Allies of former Presidentp Trum are trying to maximize public opposition to the border deal “to make Senate leadership sweat,” according to a source familiar with the effort.
Why it matters:
Trump is once again flexing his dominance within the GOP to test whether his endorsers will break with Senate Minority Leader Mitch McConnell (R-Ky.) and Minority Whip John Thune (R-S.D.).
- Trump’s team needs 41 senators to publicly oppose the bill to successfully tank it in the Senate — and they already have 20.
- They also can count on some help from Democrats: Sen. Bob Menendez (D-N.J.) called the deal “unacceptable.”
- McConnell defended the deal on Monday, saying “Senate Republicans have insisted — not just for months but for years — that this urgent crisis demanded action,”.
Zoom in:
The Trump allies are counting on all 31 senators who have already endorsed Trump to come out against the border bill, which also includes billions in foreign aid for Ukraine, Taiwan and Israel.

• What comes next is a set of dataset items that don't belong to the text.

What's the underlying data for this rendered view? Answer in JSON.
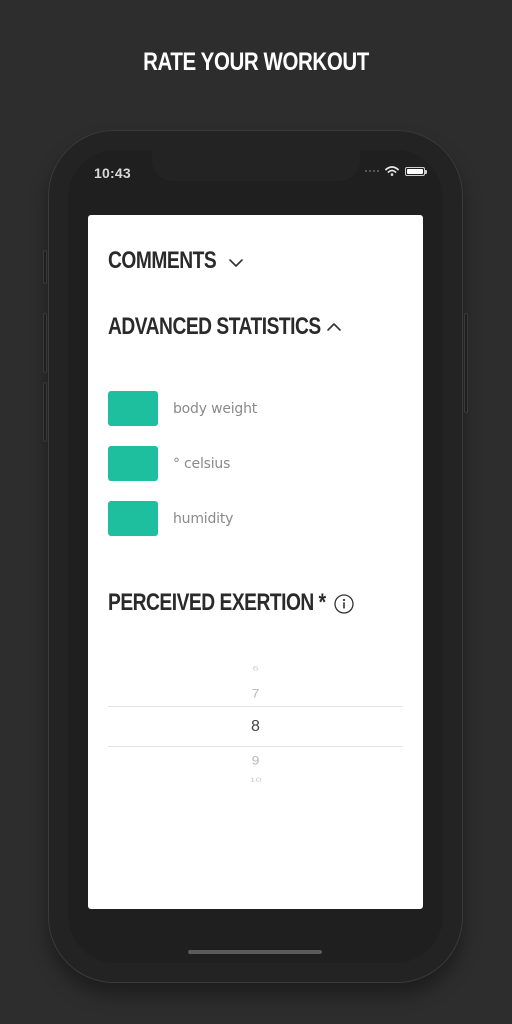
{
  "header": {
    "title": "RATE YOUR WORKOUT"
  },
  "status_bar": {
    "time": "10:43"
  },
  "sections": {
    "comments": {
      "title": "COMMENTS",
      "expanded": false
    },
    "advanced": {
      "title": "ADVANCED STATISTICS",
      "expanded": true
    },
    "exertion": {
      "title": "PERCEIVED EXERTION *"
    }
  },
  "stats": [
    {
      "label": "body weight",
      "value": ""
    },
    {
      "label": "° celsius",
      "value": ""
    },
    {
      "label": "humidity",
      "value": ""
    }
  ],
  "picker": {
    "values": [
      "6",
      "7",
      "8",
      "9",
      "10"
    ],
    "selected": "8"
  },
  "colors": {
    "accent": "#1dbf9f",
    "background": "#2d2d2d",
    "card": "#ffffff",
    "title_text": "#2a2a2a",
    "label_text": "#8a8a8a"
  },
  "icons": {
    "comments_toggle": "chevron-down-icon",
    "advanced_toggle": "chevron-up-icon",
    "exertion_info": "info-icon",
    "wifi": "wifi-icon",
    "battery": "battery-icon"
  }
}
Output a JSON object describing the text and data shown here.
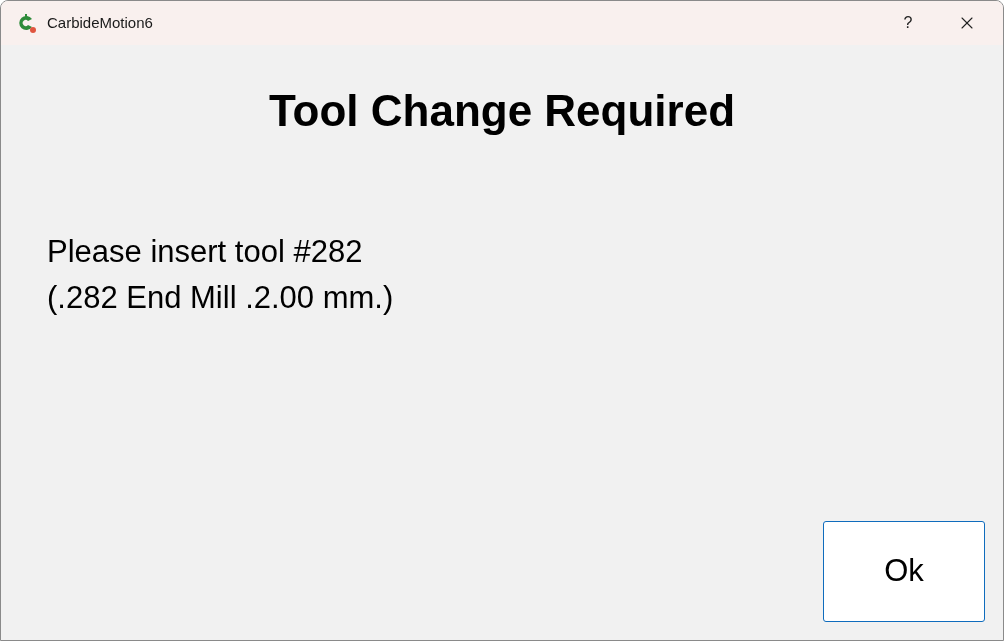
{
  "window": {
    "title": "CarbideMotion6",
    "help": "?"
  },
  "heading": "Tool Change Required",
  "message": [
    "Please insert tool #282",
    "(.282 End Mill .2.00 mm.)"
  ],
  "buttons": [
    "Ok"
  ]
}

- They are hoping senators from states that Trump won handily in the last election like Sen. Mike Crapo (R-Idaho), Sen. Shelley Capito Moore (W.V.) and Cynthia Lummis (R-Wyo.) will also oppose the bill.
They expect GOP Senate leaders John Barrasso (R-Wyo.) and John Cornyn (R-Texas) to break against the bill.
- That would give cover to other members like Sen. Tim Scott (R-S.C.), a vice presidential contender, and Sen. Markwayne Mullin (R-Okla.), who comes from the same state as Sen. James Lankford, the Republican who brokered the deal.
- “This is a very bad bill for his career,” Trump said Monday about Lankford. Trump endorsed Lankford in 2022 and said he was “strong on the border.”
Between the lines:
The policies in the package make one of the strictest bills in a century — including a massive investment in detention and deportation as well as cutting off asylum.
- But even McConnell has acknowledged to Republicans that the politics have shifted.
- Trump and other opponents don’t want to give Biden a win on a critical issue in 2024.
The bottom line:
The bill has virtually no chance of passing the House, but Trump’s allies are trying to cast McConnell’s leadership of the Senate next cycle as uncertain.
- “Don’t be STUPID!!! We need a separate Border and Immigration Bill. It should not be tied to foreign aid in any way, shape, or form!” Trump said in a Truth Social post.
- “Our hope is the Senate kills this bill … and if not, the bill will die in the House where every member of Republican leadership is united against it,” Trump ally and GOP strategist Alex Bruesewitz told Axios.